Esgarça o pincel, aperta a tinta, lampeja a parede com riscos quasi-infantis. DaVinci lhe ensina os passos para pintar sua incomparável musa, Caravaggio lhe ajuda no chiaroscuro de sua difícil mensagem e Michelangelo guia sua mão para a conclusão de seu magnum opus.
Aperta os olhos, se afasta. Se aproxima, entre os tiques e as risadas. Olha de perto. Gargalha entre os soluços e lágrimas. Não está bom. Não ainda, não. Não é isso. Ri, contorce de dor.

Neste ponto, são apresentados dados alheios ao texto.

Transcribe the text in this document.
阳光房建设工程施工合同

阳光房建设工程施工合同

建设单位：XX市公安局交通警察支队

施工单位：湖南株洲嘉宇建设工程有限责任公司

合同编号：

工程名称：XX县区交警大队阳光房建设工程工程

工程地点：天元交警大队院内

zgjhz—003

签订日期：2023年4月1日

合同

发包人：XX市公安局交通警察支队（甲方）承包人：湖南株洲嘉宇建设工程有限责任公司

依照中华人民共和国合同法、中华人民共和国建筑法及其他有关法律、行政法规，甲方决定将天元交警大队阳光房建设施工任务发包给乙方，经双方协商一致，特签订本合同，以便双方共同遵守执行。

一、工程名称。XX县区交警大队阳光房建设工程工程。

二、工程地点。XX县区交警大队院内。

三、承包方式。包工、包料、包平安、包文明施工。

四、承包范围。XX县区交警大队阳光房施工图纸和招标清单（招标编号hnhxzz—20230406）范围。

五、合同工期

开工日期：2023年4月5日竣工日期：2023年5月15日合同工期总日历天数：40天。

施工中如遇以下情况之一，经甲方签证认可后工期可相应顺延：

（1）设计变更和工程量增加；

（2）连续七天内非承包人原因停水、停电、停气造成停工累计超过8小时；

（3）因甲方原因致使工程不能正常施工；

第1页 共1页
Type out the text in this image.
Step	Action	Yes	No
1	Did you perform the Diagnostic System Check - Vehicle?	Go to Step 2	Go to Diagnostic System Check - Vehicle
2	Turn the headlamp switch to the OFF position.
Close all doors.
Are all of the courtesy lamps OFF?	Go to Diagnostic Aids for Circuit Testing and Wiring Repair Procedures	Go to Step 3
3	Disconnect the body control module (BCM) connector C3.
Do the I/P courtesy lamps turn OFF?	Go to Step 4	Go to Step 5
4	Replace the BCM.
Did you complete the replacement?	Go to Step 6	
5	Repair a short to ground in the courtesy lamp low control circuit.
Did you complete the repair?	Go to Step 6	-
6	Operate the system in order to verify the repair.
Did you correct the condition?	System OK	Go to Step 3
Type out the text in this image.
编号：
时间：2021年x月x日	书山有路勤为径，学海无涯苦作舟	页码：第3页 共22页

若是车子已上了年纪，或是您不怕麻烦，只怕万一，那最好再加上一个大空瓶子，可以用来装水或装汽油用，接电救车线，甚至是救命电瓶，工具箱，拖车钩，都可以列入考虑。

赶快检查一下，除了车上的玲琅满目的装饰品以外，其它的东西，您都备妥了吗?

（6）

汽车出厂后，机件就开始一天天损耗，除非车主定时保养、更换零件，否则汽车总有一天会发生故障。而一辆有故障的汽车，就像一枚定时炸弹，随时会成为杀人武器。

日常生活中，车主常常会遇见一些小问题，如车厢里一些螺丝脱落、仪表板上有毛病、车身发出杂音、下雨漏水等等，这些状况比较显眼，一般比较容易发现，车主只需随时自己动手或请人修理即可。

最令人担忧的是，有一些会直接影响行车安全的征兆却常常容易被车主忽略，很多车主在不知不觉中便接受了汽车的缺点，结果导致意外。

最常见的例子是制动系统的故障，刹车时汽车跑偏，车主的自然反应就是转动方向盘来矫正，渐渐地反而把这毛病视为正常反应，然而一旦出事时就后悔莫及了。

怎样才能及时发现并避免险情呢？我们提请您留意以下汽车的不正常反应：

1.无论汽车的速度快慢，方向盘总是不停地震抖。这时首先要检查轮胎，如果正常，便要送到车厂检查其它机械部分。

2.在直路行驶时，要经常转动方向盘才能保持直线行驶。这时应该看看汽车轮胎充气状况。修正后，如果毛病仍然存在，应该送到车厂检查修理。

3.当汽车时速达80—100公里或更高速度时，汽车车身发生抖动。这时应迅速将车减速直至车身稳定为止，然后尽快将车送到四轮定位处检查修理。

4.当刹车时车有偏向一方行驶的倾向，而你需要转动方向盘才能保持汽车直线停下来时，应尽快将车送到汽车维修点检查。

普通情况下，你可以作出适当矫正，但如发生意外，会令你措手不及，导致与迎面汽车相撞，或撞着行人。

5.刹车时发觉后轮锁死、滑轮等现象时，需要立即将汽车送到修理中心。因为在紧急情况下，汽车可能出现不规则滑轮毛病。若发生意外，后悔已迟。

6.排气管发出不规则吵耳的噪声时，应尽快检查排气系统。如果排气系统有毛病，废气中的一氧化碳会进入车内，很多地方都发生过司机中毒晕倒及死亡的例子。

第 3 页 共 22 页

Lhe falta os momentos do casamento, dos filhos, da alegria esfuziante. Onde está o seu último achado de semana passada? Revira sua bagunça. Entre os lençóis floridos e pedaços de uma madeira envernizada, acha a caixinha preta, sem muitos detalhes, mas com cheiro de perfume barato. Aplaude, dança uma ciranda em volta de uma fogueira imaginária. Com o braço joga o que está em cima da conturbada mesa, quebrando vidros e estalando metais. Trêmulo, abre seu tesouro: entre mechas de cabelos longos, puxa um pequeno batom. Fixa seu olhar, grita. Roda com cuidado, expõe o carmesim, da mesma cor do sangue sob os seus pés.
Risca de ponta a ponta. Dois pontos de fuga. É isso. Está pronto. Urra, vocifera, abraça a barriga vazia, está satisfeito do vazio que lhe fez, pronto para ser inundado do amor.
O velho telefone toca na hora de seu êxtase. Se recompõe, volta a banalidade, puxa o gancho, põe no ouvido. São novamente Eles. Dizem que dessa vez passou dos limites, estão indo busca-lo com aquele papel que lhe tira do seu amor. Ele abre o maior sorriso, aperta os olhos. Pronuncia em profundo prazer e agonia:
"Sinto muito, eu não moro mais aqui."
Gargalha, se deita. Se encolhe. Dorme. Volta para os braços dela.